The DNA’s office is on the first floor of the Tower Building, 110 E. Chicago St. As for why the donor wishes to remain anonymous, Jones stated, “Our board of directors and staff are committed to the mission of our organization. The contribution was a gesture of that commitment, not an opportunity for self-promotion. DNA is fortunate to have staff and volunteers that share a passion for our downtown.”

Along with the inspections for its manually operated elevators, the Tower Building faces a looming deadline for modernizing them. Last decade, the State Fire Marshal’s Office mandated that the two elevators become automated by 2015, something those who oversee the building say will cost about $250,000.
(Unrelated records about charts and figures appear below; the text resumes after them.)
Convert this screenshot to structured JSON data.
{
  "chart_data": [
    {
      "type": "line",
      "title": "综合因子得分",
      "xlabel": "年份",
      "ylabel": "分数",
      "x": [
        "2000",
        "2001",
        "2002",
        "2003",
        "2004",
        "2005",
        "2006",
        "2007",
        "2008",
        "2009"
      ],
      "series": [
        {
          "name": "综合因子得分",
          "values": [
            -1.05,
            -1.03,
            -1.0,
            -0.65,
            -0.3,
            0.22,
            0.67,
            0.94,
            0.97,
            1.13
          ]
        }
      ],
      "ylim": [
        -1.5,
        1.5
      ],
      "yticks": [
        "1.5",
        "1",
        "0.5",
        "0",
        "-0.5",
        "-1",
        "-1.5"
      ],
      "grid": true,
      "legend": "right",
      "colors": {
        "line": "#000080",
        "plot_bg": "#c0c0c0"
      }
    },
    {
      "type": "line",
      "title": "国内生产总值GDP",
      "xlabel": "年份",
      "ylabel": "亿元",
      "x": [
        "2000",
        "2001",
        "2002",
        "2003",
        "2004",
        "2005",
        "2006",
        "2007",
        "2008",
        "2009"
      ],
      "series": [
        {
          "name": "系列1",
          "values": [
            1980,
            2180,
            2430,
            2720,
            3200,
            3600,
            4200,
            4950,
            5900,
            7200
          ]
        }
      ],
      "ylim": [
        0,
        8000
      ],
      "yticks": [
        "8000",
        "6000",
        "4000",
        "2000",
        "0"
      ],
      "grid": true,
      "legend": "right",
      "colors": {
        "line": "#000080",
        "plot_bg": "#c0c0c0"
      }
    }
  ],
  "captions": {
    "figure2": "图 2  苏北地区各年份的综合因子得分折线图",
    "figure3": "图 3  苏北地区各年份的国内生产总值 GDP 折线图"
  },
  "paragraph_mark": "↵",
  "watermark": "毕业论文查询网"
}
According to the Tower Building’s website, the Art Deco structure was built in 1929 as a bank and savings and trust and opened just months before the start of the Great Depression. It was added to the U.S. Park Service’s National Register of Historic Places in 2002. The Tower is rendered on Elgin’s “The City in the Suburbs” logo, which was created in 2010.

The organization currently overseeing the building is named after the late Bill Stickling, who bought the 15-story limestone and concrete building in 1978 and owned it until his death in 1999. Stickling formed his foundation in 1997 with attorney Ted Meyers — whose law firm had an office in the Tower Building — and Pitcher, who used to work for Meyers.